As a founding member of Champions for Children, Candy Olson used her financial and accounting background to serve as the treasurer where she managed grants and funds. As a new mother herself, the 1976 symposium sparked her interest in joining the cause.
“I realized that my children had something that not all children had. I was supported by my family and friends and loved and supported [my children]. I had a roof over my head and food on the table. And I’d been raised by loving parents. Parents want to do right and what’s best for their child, but sometimes they need help.”
Today, Candy enjoys retirement after serving twenty years on the Hillsborough County School Board. She is active in her church, remains involved with the Junior League of Tampa’s diaper bank, and supports the efforts to restore Plant Hall at the University of Tampa.
As the first woman to serve as Assistant State Attorney, Gwynne Young is a trailblazer.

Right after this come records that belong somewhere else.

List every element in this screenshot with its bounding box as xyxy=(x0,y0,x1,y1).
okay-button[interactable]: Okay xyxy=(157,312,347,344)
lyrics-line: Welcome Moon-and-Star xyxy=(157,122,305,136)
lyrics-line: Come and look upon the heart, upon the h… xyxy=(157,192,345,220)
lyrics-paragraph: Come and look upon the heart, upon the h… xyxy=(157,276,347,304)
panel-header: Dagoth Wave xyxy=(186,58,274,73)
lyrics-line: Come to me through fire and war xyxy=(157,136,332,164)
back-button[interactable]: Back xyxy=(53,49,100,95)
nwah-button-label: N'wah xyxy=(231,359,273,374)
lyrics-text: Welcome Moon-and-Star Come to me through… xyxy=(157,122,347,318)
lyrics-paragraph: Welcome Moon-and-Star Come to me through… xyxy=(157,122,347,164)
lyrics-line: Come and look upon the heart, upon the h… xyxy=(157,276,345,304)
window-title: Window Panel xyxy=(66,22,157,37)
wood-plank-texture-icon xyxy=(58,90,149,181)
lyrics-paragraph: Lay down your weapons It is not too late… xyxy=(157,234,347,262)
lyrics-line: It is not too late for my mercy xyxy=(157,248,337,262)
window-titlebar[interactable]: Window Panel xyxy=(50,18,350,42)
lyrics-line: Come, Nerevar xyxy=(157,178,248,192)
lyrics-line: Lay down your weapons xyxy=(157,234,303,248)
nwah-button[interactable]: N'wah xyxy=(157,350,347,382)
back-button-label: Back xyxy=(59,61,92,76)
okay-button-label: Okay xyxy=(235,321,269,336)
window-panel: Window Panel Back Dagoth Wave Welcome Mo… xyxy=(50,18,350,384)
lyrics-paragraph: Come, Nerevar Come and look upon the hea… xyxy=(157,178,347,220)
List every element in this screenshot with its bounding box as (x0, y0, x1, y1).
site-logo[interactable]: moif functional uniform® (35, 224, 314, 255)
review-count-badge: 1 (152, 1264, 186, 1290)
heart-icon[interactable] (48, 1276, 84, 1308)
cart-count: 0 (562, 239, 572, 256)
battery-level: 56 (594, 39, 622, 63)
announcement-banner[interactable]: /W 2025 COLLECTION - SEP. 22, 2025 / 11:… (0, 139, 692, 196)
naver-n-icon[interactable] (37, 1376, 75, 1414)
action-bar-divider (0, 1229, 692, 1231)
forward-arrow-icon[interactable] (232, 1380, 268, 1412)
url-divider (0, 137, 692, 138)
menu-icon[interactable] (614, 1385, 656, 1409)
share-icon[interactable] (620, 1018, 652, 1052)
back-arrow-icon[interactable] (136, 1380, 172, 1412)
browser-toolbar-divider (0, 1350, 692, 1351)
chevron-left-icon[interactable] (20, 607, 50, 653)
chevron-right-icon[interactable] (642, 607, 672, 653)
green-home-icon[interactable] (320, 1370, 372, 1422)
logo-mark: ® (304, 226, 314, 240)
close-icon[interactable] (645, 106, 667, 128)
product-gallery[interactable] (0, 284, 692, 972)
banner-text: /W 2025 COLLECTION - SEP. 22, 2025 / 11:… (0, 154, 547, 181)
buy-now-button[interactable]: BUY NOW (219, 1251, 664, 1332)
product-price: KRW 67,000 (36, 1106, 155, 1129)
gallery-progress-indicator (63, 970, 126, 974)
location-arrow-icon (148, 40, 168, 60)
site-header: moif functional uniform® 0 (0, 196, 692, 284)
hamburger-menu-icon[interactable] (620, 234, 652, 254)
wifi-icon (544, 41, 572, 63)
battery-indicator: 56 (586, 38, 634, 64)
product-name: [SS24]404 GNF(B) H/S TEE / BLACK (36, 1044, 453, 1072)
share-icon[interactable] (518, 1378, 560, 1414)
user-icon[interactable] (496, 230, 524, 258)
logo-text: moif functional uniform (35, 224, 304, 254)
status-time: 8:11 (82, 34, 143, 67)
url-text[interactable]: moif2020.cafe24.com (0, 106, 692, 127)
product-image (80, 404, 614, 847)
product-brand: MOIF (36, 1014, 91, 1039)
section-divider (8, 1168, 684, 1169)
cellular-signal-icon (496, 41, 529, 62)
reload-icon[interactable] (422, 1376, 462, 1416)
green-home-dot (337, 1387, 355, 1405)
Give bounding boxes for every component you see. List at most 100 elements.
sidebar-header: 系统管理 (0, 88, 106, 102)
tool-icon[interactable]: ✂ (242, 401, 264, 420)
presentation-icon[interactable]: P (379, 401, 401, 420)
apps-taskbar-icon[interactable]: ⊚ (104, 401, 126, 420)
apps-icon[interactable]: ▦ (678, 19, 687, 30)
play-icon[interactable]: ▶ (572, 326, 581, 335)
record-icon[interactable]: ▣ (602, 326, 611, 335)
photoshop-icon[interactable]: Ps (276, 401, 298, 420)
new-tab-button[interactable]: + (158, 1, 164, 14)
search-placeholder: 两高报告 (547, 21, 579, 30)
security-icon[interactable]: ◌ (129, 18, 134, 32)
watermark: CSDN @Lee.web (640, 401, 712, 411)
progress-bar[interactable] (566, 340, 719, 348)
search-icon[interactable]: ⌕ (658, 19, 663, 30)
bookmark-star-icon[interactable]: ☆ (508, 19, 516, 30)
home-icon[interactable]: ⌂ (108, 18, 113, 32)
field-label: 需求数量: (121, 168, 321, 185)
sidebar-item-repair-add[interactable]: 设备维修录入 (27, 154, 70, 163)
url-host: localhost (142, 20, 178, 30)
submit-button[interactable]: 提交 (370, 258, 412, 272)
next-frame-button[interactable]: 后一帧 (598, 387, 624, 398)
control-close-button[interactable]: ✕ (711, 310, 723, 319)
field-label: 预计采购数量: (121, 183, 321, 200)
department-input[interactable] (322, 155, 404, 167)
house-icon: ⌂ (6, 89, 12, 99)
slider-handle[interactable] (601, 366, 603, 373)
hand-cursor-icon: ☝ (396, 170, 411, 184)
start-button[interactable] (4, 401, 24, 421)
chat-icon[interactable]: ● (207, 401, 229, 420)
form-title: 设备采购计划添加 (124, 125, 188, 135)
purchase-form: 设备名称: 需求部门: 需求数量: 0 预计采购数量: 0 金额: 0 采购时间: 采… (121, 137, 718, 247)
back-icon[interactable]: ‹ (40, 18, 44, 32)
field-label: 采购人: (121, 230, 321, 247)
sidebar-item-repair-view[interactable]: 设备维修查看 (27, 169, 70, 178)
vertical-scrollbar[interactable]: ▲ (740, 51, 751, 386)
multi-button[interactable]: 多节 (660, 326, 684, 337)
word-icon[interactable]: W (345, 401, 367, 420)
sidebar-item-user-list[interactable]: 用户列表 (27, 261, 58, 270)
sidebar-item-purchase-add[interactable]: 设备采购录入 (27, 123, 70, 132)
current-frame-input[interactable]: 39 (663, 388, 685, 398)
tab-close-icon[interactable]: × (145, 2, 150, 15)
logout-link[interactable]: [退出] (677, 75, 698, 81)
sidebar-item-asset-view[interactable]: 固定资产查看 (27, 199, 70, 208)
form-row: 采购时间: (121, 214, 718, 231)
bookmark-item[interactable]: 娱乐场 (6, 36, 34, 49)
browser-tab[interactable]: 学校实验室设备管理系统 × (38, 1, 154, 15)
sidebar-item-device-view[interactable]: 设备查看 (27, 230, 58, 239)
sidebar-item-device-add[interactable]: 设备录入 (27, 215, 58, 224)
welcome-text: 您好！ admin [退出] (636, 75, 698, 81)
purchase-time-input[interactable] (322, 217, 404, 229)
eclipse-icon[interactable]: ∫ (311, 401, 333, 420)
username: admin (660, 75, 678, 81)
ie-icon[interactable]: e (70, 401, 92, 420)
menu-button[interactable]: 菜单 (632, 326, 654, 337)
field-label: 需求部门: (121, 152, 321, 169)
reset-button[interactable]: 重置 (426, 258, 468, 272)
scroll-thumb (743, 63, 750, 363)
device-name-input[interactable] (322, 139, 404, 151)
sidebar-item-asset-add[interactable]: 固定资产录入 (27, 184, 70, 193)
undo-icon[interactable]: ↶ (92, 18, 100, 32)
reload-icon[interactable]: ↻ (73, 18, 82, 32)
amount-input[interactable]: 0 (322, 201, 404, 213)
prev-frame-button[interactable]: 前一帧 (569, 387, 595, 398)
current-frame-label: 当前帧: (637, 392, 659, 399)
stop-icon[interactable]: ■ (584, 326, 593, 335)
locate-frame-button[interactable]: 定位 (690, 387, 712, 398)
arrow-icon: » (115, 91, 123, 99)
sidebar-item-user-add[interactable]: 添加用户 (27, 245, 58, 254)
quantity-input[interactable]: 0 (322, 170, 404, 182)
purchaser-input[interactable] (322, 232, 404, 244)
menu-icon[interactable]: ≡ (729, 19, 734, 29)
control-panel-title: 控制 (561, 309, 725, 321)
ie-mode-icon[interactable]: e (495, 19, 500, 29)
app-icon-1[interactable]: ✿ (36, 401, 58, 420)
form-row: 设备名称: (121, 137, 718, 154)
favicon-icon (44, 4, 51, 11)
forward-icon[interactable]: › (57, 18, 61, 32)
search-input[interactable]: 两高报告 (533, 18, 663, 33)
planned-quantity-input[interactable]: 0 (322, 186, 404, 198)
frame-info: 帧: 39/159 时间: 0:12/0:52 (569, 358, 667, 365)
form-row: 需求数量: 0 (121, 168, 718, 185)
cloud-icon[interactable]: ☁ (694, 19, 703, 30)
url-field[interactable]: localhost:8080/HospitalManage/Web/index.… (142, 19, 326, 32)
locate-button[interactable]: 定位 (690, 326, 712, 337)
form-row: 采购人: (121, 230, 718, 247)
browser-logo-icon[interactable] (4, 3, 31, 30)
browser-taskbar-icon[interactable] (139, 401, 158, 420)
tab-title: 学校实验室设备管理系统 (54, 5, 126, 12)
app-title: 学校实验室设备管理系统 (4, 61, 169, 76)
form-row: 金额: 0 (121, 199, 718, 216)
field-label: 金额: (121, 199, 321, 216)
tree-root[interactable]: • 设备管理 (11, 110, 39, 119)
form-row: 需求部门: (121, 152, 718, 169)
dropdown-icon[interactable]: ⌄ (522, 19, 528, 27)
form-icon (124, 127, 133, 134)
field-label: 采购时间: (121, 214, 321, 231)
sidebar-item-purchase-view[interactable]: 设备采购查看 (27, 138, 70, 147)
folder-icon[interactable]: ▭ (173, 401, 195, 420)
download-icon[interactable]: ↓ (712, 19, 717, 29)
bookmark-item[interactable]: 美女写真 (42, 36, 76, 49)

In her role at the State Attorney’s Office, she saw firsthand the impact of families with allegations of abuse, abandonment, or neglect of a child. This experience served as a driving force for Gwynne’s help in coordinating services and community resources for our community’s children and families.
Gwynne joined the Junior League of Tampa in 1976 and helped produce the symposium held that year that sparked our organization’s formation. She remained involved, serving on the Board and providing expert support in legal matters. Gwynne held the title of Tampa “Lawyer of the Year” for four years and in 2012, became the President of the Florida Bar.
Today, Gwynne is semi-retired and continues to support the under-served by helping veterans obtain legal representation through Bay Area Legal Services, a non-profit law firm.
What started out as an idea has blossomed into so much more for children and families in our community. We are forever thankful for these trailblazing women and their perseverance and dedication to our community. The seeds they planted 45 years ago continue to bloom and provide support to our community’s families.